There must be assumed to exist in the egg an organization of such a kind that it can be divided and subdivided during the cleavage without thereby losing its primary character. The refusion of the cells after each division by means of protoplasmic connections indicates how this may be possible. The organization must be thought to be of such a kind that the factors determining the cleavage may be different from those that determine the median plane of the body. This is demonstrated by Pflüger’s experiment in which the position of the cleavage planes is changed, but the embryo appears in relation to the primary meridians. The first-formed blastomeres, that result from the division of the egg, do not seem to be strictly equivalent, but they appear to be in most cases, at least, totipotent. The characteristics of each part of the protoplasm may be a factor in determining what sort of structure may come from that part of the egg, but back of this lies the fundamental character of the protoplasm itself, that determines what each part, in its relation to the whole, can do. The division of the nucleus appears to be in all cases an exact quantitative division, and there is some evidence to show that the early nuclei are all equivalent,—or at least totipotent. The division of the protoplasm is often into unlike parts, and the kind of cytoplasm contained in a part may or may not limit the potencies of each part.

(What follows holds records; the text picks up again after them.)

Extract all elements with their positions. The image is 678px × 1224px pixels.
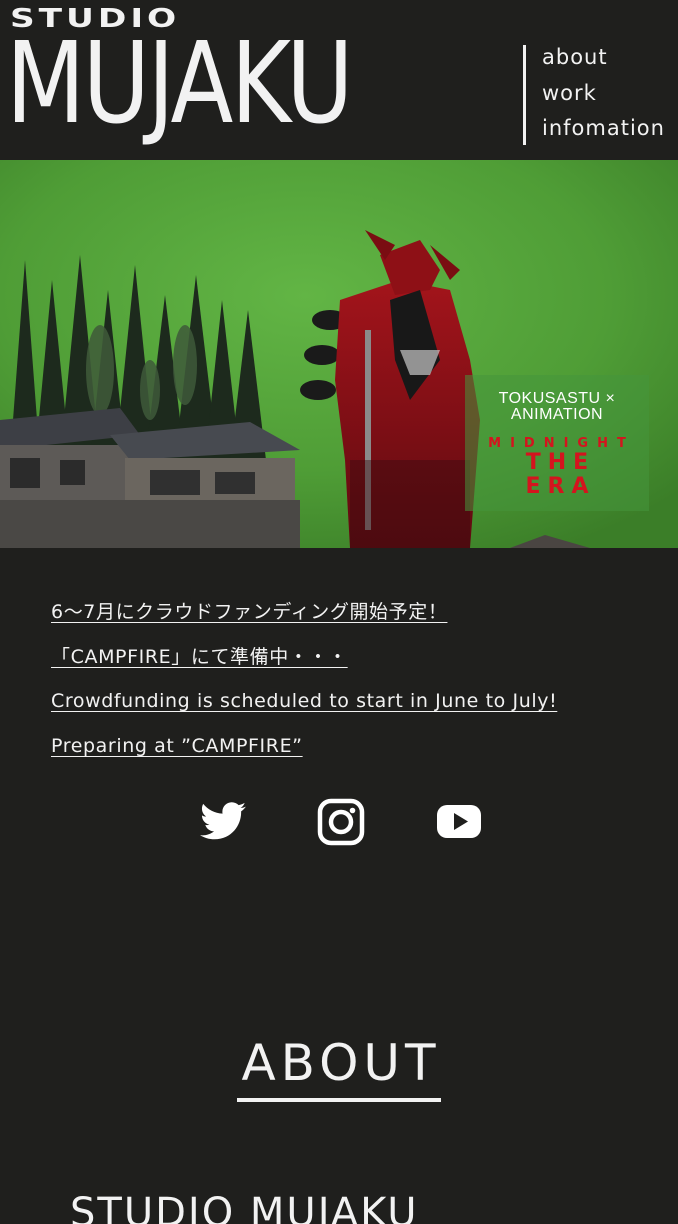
nav-divider bbox=[523, 45, 526, 145]
youtube-icon[interactable] bbox=[434, 797, 484, 847]
announcement-link-4[interactable]: Preparing at ”CAMPFIRE” bbox=[51, 724, 303, 769]
announcement-link-1[interactable]: 6〜7月にクラウドファンディング開始予定！ bbox=[51, 590, 447, 635]
instagram-icon[interactable] bbox=[316, 797, 366, 847]
site-header: STUDIO MUJAKU about work infomation bbox=[0, 0, 678, 160]
badge-subtitle: MIDNIGHT bbox=[488, 436, 635, 451]
badge-title-2: ERA bbox=[525, 474, 596, 499]
announcement-link-2[interactable]: 「CAMPFIRE」にて準備中・・・ bbox=[51, 635, 348, 680]
badge-line-2: ANIMATION bbox=[510, 406, 604, 423]
badge-title-1: THE bbox=[525, 450, 596, 475]
about-section-heading: ABOUT bbox=[0, 1032, 678, 1102]
main-nav: about work infomation bbox=[542, 40, 665, 147]
site-logo[interactable]: STUDIO MUJAKU bbox=[6, 6, 353, 151]
twitter-icon[interactable] bbox=[198, 797, 248, 847]
announcement-link-3[interactable]: Crowdfunding is scheduled to start in Ju… bbox=[51, 679, 557, 724]
badge-line-1: TOKUSASTU × bbox=[498, 390, 616, 407]
nav-item-work[interactable]: work bbox=[542, 76, 665, 112]
page: STUDIO MUJAKU about work infomation TOKU… bbox=[0, 0, 678, 1224]
about-heading-text: ABOUT bbox=[237, 1032, 441, 1102]
announcement: 6〜7月にクラウドファンディング開始予定！ 「CAMPFIRE」にて準備中・・・… bbox=[51, 590, 651, 768]
social-links bbox=[0, 797, 678, 847]
hero-image: TOKUSASTU × ANIMATION MIDNIGHT THE ERA bbox=[0, 160, 678, 548]
nav-item-infomation[interactable]: infomation bbox=[542, 111, 665, 147]
about-subheading: STUDIO MUJAKU bbox=[70, 1190, 419, 1224]
logo-main-text: MUJAKU bbox=[6, 19, 353, 149]
nav-item-about[interactable]: about bbox=[542, 40, 665, 76]
hero-badge[interactable]: TOKUSASTU × ANIMATION MIDNIGHT THE ERA bbox=[465, 375, 649, 511]
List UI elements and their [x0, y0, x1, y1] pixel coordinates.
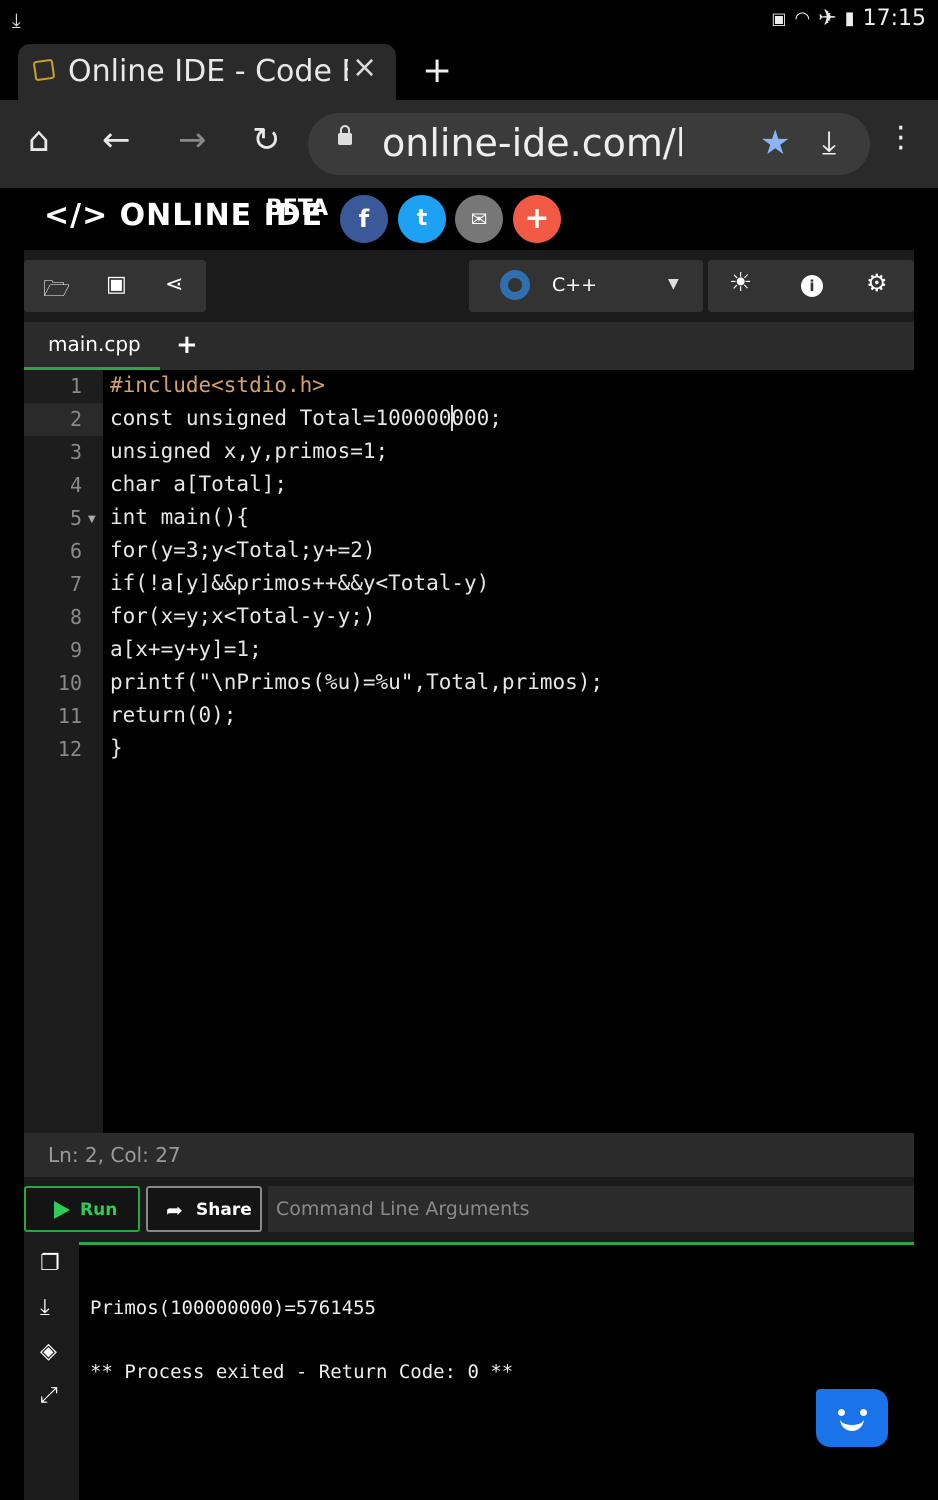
chevron-down-icon: ▼ [668, 276, 679, 292]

One of the most important facts in connection with the organization is that a part, if separated from the rest, may become a new whole, and this appears to be a fundamental peculiarity of living things. Analogies can be found, perhaps, in inorganic phenomena, as for instance a storm dividing into two or more parts and each developing a new storm centre of its own, or when a suspended drop is divided and each half becomes a new sphere; but these comparisons lack some of the essential features of the organic phenomenon.